Going to let this bake for a week or two, just in case.
Release justification: stability fix coming out of a post-mortem
/cc @cockroachdb/release
Before this commit, replica circuit breaker probes used a timeout. This was
done as a safeguard: even if there were some bug in reproposal code, we could
conceivably end up with an eternally stuck probe even though new commands would
go through.
In reality though, well-intended is often the opposite of well done. Under
longer outages, these probe attempts piled up in the
r.mu.proposals
map,where they wouldn't get removed even if the probe got canceled - because we
remove a proposal only when it applies (this is necessary for commands that
hold latches, though probes don't hold latches and thus could be treated
differently).
This led to memory build-up on nodes with affected replicas, but another effect
of having many probe proposals is that they would all put new entries into the
raft log every couple of seconds. A constant arrival rate of requests (given by
the probes) plus the regular duplication of everything that is inflight implies
quadratic growth of the number of entries in the log. Since we currently don't
have an effective limit on the memory usage in the replication layer, these
large raft logs could have a profoundly destabilizing effect on clusters once
they started to recover, and in extreme cases would lead into a metaunstable
regime.
This commit removes the timeout from the probe, meaning that unless the node
is restarted, it will send ~one probe per replica and block until this probe
returns. Under the hood, the replication layer will still re-add this probe
to the log periodically, however this only results in linear growth.
Follow-up work can then reduce this linear growth further.
Touches #103908. I'm leaving the issue since the goal should be to not even
have linear growth in this case; will re-title.
To verify these changes, I ran a three-node local roachprod cluster with and
without the changes1. After initial up-replication, I stopped nodes 2 and 3 and
had a coffee. Upon returning, I looked at the ranges endpoint for the remaining
node and found a range that had the circuit breaker tripped, noting its
rangeID. I then stopped the node, and dumped the raft log for that rangeID.

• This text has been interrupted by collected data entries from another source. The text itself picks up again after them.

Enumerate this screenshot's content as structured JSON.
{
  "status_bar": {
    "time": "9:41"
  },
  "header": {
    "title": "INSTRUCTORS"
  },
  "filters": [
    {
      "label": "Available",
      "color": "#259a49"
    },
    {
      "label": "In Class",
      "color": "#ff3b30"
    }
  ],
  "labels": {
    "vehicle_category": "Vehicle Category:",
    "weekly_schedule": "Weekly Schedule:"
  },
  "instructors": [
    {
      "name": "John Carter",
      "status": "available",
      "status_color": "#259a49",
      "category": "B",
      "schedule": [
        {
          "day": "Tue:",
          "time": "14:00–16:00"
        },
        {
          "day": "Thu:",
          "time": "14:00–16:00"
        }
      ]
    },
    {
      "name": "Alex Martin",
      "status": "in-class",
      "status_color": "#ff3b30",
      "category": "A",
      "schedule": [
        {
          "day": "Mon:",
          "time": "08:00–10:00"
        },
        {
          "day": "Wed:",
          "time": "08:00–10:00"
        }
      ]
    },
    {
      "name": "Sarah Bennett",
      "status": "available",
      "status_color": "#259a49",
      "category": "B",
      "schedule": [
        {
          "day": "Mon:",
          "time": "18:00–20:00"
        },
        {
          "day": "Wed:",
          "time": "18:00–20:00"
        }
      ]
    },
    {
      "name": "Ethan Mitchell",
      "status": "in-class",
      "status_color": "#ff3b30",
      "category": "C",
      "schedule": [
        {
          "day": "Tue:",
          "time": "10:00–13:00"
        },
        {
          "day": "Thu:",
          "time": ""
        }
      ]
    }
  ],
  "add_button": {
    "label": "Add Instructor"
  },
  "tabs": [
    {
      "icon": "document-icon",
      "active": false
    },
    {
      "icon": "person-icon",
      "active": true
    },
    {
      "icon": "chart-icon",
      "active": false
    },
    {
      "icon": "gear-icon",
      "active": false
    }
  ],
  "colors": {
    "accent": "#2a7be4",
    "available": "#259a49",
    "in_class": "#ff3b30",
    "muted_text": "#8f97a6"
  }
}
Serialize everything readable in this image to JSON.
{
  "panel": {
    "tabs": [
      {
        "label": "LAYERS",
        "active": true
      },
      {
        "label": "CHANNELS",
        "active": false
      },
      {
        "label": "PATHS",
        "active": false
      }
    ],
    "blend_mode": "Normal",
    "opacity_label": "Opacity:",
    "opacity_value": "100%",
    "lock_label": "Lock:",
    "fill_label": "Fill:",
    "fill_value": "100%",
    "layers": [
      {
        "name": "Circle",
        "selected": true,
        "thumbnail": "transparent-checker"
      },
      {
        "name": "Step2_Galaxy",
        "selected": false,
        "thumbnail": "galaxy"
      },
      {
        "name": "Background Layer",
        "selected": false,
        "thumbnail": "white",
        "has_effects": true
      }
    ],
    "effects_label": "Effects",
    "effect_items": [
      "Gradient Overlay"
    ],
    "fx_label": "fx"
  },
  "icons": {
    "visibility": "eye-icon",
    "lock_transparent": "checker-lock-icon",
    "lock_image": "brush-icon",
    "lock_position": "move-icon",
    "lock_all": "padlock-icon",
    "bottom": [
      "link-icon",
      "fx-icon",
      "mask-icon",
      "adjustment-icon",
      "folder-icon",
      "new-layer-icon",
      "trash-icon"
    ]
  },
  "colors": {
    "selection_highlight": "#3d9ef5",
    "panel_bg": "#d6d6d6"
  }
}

Unsurprisingly, this confirmed that we were only seeing reproposals of a single
probe in the log with this PR, and multiple separate probes being reproposed
multiple times without this PR. In other words, we were seeing linear and not
quadratic growth with this PR.
Epic: CRDB-25287
Release note (bug fix): under prolonged unavailability (such as loss of
quorum), affected ranges would exhibit raft log growth that was quadratic as a
function of the duration of the outage. Now this growth is approximately linear
instead.
Footnotes
and disabled CheckQuorum which independently fixes this bug, however
this PR is intended to be backported. ↩